In reply to Rosalie Pedersen

Re: Topic 1: Desired outcomes of a national system of training and credentialing

by Vivian Neal -

I'm attaching a one-page document which describes the learning outcomes for our second course, the Developing Professional Practice:  Supporting Learning and Teaching in Higher Education.  For creative disciplines, we have a separate, but similar course, with slightly differenct learning outcomes, Develoing Professional Practice in the Arts.

I'd be interested in knowing how applicable (or not) these attached learning outcomes would be in a Canadian or American context.  See also the sheet I attached to my last posting.

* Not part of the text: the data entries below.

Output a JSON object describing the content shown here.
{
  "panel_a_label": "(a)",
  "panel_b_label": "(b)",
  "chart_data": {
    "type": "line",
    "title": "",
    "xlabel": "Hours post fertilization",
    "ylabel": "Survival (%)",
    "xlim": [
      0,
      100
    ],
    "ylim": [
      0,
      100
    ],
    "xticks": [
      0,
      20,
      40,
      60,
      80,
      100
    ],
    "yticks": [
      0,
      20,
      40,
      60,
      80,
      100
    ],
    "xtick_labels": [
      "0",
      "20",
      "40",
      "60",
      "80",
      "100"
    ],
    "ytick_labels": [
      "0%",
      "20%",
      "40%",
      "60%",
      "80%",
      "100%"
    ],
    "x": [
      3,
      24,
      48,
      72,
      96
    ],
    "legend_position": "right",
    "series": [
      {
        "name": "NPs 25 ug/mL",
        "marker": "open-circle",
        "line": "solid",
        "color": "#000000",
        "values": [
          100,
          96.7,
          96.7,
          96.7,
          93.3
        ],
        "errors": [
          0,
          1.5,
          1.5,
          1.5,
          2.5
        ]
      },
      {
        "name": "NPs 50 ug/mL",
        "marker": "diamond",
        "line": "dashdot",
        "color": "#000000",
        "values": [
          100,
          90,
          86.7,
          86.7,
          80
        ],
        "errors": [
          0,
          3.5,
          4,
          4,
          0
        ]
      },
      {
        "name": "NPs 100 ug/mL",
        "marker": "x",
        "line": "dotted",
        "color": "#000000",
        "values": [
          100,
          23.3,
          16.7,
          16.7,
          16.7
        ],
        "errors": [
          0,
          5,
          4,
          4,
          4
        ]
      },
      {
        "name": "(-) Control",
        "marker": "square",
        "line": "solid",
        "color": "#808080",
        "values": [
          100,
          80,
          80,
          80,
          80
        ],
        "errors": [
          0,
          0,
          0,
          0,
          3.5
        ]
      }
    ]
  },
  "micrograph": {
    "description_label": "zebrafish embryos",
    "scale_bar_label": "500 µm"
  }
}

Keep in mind that these learning outcomes have been developed by the University of Plymouth based on the Higher Education Academy framework.

In reply to Vivian Neal

Re: Topic 1: Desired outcomes of a national system of training and credentialing

by Gary Hunt -
Vivian, I think your examples fit well with elements of content in many Canadian training programmes. The link here goes to the University of British Columbia faculty teacher training certificate program. If you go to the specific learning outcomes you can see what the students do.

Gary

(Edited by Sylvia Currie - original submission Monday, 9 March 2009, 08:56 PM. Fixed link)

In reply to Vivian Neal

Re: Topic 1: Desired outcomes of a national system of training and credentialing

by Barbara Berry -
Hi Vivian,
Thanks for this project module assessment rubric. I like the expectations in the (left) column however, I think that the "pass-fail" approach reinforces a paradigm that may not "fit" for all.

What happens if someone "fails"?
Barb


In reply to Rosalie Pedersen

Re: Topic 1: Desired outcomes of a national system of training and credentialing

by Deirdre Bonnycastle -
nationally developed collection of "lesson plans"
I tried doing that for medicine with my Medical Education wiki but have found it difficult to get contributions from outside my university. I think FacultyDevelopment.ca was meant to do the same thing for a wider university audience.